Because most of us are still trying to run a business. Or atleast work for a business that we expect to pay us which means we can’t ignore the profit side of healthcare. Salaries are based on more than what you bill out/collect as an individual therapist- the clinic’s overhead (rent/mortgage, utilities, equipment, legal counsel, non-clinical staff (ie. non-revenue positions), EMR, electronics, etc) has to be factored into the equation too. Simply, if I bill out $100/hr, I can’t also make $100/hr because the rest of the clinic’s bills for that hour need to be paid too.
While it is easier to just bill 4 x 97110, it’s not always in the best interest of the clinic. Several exercises can be classified into more than one code. For example, if you were helping a patient improve their sit to stand transfer, you might use a bridge as:
- therapeutic exercise to improve glute strength to get up and down from a chair (97110)
- neuromuscular re-education to teach the patient what full hip extension feels like so that this skill can be transferred to a sit to stand (97112)
- therapeutic activity to help a patient rise from sitting to standing to get up from a chair/toilet (97530)
All of these are correct uses of the exercise and appropriate billing, however the reimbursement changes based on the intent of the exercise.
If we were working on a hip hinge in the pool for the same reason (to rise from sitting to standing), we would be paid $23.80/unit.
*Remember these rates are unique to our clinic but any clinic will have similar differences in price per unit based on code.
Obnoxious documentation reminder: The caveat to this part of billing is that your documentation must match your billing- and that goes all the way back to your initial evaluation. There should be documentation of decreased glute strength AND difficulty getting up from a chair. The functional activity may have been observed during your session but if it wasn’t, this could still be in your documentation as part of a goal based on a subjective report or an outcome measure.

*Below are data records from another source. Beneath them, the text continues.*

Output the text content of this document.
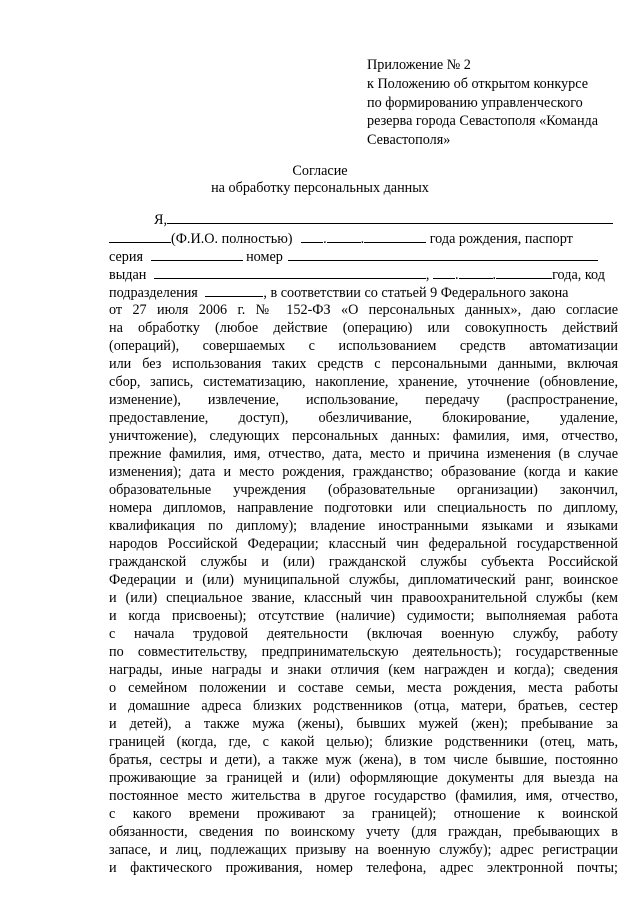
Приложение № 2
к Положению об открытом конкурсе
по формированию управленческого
резерва города Севастополя «Команда
Севастополя»
Согласие
на обработку персональных данных
Я,
(Ф.И.О. полностью) . .	года рождения, паспорт
серия	номер
выдан	, . .	года, код
подразделения	, в соответствии со статьей 9 Федерального закона
от 27 июля 2006 г. № 152-ФЗ «О персональных данных», даю согласие
на обработку (любое действие (операцию) или совокупность действий
(операций), совершаемых с использованием средств автоматизации
или без использования таких средств с персональными данными, включая
сбор, запись, систематизацию, накопление, хранение, уточнение (обновление,
изменение), извлечение, использование, передачу (распространение,
предоставление, доступ), обезличивание, блокирование, удаление,
уничтожение), следующих персональных данных: фамилия, имя, отчество,
прежние фамилия, имя, отчество, дата, место и причина изменения (в случае
изменения); дата и место рождения, гражданство; образование (когда и какие
образовательные учреждения (образовательные организации) закончил,
номера дипломов, направление подготовки или специальность по диплому,
квалификация по диплому); владение иностранными языками и языками
народов Российской Федерации; классный чин федеральной государственной
гражданской службы и (или) гражданской службы субъекта Российской
Федерации и (или) муниципальной службы, дипломатический ранг, воинское
и (или) специальное звание, классный чин правоохранительной службы (кем
и когда присвоены); отсутствие (наличие) судимости; выполняемая работа
с начала трудовой деятельности (включая военную службу, работу
по совместительству, предпринимательскую деятельность); государственные
награды, иные награды и знаки отличия (кем награжден и когда); сведения
о семейном положении и составе семьи, места рождения, места работы
и домашние адреса близких родственников (отца, матери, братьев, сестер
и детей), а также мужа (жены), бывших мужей (жен); пребывание за
границей (когда, где, с какой целью); близкие родственники (отец, мать,
братья, сестры и дети), а также муж (жена), в том числе бывшие, постоянно
проживающие за границей и (или) оформляющие документы для выезда на
постоянное место жительства в другое государство (фамилия, имя, отчество,
с какого времени проживают за границей); отношение к воинской
обязанности, сведения по воинскому учету (для граждан, пребывающих в
запасе, и лиц, подлежащих призыву на военную службу); адрес регистрации
и фактического проживания, номер телефона, адрес электронной почты;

If your initial evaluation has the necessary information, your notes should be specific about what you’re doing, why you’re doing it and how it helps the patient reach their goals. This does not have to be in every daily note but it does have to be in progress notes at a minimum.
Let’s look at the big picture. If you see 200 patients a month (10/day) and you charge them all 4 x 97110, you will bill out $828.80/day and $16, 576.00/month. If you see the same 10 patients/day and bill out 2 x 97110 and 2 x 97112 you will bill out $850.80/day and $17,016.00/month. While the difference in these values ($1.12/unit) doesn’t seem all that meaningful in a single patient, when you extrapolate out to a day or month you can see how this can make a huge difference ($440/month per therapist or $5,280.00/year per therapist) in the profitability of a business.